でも、そんな僕にでも好きなこと、出来ることが一つだけあった。
「絵を描くのが…好きだったんだ。」
「絵?」
「そう。絵を描く時だけは嫌なこと、辛いこと全部忘れられた。自分の世界に入り込んだみたいに、キャンパスや紙に自分の感じたもの、好きなものをいくらでも描きこめる。そんな絵が大好きだったんだ。」
絵を描くこと。
それが唯一僕に出来たことだ。
賞もたくさんとったし、それで表彰台にも何回かのぼったこともある。何かすごいところに飾られたことも覚えてる。

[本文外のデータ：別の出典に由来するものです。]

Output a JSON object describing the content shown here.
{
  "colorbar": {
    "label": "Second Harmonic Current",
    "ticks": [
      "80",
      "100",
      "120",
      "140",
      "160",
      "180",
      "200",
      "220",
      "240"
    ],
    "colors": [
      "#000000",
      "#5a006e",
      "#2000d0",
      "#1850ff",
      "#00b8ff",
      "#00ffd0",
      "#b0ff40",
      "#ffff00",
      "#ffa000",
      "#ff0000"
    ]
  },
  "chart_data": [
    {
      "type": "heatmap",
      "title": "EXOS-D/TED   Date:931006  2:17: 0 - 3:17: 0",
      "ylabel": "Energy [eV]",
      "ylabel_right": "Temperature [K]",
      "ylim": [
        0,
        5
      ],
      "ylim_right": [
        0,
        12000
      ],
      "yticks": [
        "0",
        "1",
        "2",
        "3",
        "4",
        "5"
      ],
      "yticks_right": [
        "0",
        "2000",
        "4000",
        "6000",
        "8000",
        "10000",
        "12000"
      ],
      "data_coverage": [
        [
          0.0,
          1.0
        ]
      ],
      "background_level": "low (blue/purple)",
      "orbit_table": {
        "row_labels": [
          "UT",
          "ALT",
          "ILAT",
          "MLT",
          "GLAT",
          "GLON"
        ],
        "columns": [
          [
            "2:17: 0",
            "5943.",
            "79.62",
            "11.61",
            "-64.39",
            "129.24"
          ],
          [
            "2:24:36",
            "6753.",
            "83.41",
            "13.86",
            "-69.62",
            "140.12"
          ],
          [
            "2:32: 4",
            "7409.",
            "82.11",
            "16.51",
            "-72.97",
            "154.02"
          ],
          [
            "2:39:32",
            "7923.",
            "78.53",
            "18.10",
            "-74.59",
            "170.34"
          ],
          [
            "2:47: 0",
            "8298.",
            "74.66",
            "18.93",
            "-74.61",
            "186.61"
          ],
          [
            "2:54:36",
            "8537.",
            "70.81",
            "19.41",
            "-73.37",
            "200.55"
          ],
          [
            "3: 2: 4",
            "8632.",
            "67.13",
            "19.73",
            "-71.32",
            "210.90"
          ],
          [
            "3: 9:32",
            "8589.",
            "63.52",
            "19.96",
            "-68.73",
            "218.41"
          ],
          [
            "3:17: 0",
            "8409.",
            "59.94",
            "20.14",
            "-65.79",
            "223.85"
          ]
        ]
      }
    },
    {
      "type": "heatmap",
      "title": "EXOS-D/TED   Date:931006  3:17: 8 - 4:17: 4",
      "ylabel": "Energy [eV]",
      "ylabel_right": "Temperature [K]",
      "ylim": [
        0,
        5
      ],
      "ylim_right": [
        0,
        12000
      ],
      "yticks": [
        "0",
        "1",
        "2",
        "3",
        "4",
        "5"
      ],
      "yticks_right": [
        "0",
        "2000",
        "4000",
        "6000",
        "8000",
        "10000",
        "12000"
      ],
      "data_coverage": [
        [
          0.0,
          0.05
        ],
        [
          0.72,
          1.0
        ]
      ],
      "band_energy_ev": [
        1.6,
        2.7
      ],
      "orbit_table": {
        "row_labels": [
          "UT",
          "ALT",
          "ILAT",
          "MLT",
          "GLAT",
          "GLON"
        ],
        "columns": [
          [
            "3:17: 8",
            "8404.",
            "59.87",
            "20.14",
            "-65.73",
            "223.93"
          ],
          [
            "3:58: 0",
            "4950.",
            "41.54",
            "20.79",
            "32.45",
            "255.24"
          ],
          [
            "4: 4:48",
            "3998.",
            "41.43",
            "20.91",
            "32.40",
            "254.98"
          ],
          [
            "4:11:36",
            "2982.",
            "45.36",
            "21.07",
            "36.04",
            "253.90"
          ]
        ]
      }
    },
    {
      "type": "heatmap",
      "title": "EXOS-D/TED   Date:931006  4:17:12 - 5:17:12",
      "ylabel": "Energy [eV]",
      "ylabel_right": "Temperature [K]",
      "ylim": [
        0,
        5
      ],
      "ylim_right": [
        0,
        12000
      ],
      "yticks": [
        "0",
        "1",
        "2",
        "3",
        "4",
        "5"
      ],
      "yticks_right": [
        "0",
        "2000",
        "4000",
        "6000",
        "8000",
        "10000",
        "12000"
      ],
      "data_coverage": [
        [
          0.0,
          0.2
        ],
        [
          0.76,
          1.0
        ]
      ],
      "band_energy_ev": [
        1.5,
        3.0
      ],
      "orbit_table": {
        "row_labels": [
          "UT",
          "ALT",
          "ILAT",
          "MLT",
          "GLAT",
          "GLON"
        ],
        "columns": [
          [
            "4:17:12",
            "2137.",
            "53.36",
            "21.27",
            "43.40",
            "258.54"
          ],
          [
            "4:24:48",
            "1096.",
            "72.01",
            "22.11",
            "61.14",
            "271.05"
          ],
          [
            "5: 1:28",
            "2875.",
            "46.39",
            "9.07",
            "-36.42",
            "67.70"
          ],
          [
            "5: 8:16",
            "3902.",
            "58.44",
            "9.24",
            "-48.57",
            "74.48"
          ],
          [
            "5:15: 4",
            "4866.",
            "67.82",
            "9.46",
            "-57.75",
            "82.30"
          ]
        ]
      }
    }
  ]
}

でも、僕の目的はすごい賞をとりたいとかそういうものじゃない。
「ただ描きたくて、ずっとずっと絵が描きたいだけだった。ネットに投稿したりもしたけど、褒められたいとかそんなんじゃないんだ。」
「おれやとと様と、似たようなもんか。」
「…かもね。」
絵が描きたい。
とにかく描きたい。
中学に入り、こっそりSNSをやって絵を投稿したりすると顔も知らない大勢の誰かが見てくれる。
そう思うだけで楽しいし嬉しかった。
褒められたいのが目的じゃないけど、やっぱりコメントを残してくれたりするとそれは次の絵を描くための原動力にもなった。
「なんか会社からメールが来たりしてね、うちのゲームのキャラクターデザインをして欲しいとか頼まれたりとかもしたよ。」
「ホー、向こうはまさか学生だとは思ってもないだろうナ。聞くところ順風満帆じゃないか!」
「うん、でもね…。」
色んな絵を描き、リクエストの絵も応え、ちょっとした有名人になりつつあった頃、
とある、事件が起きる。
「兄がそれを知って、母さんに言いつけた。」
「…。」
僕の部屋に兄が勝手に入り込み、絵を見てしまったらしい。
そしたら友達がその絵をネットで見たことがあるとかで、僕のアカウントの存在がバレた。
「あいつも言ってたけど、父さん母さんも絵を描くっていうのが嫌いでさ」
「ああ、言ってた。」
「絵描きは穀潰しと一緒。絵を描いて誰かのためになるの?それはただの自己満足でしょって、昔からそう言われてきた。賞を取った時だってだから何?って感じ。」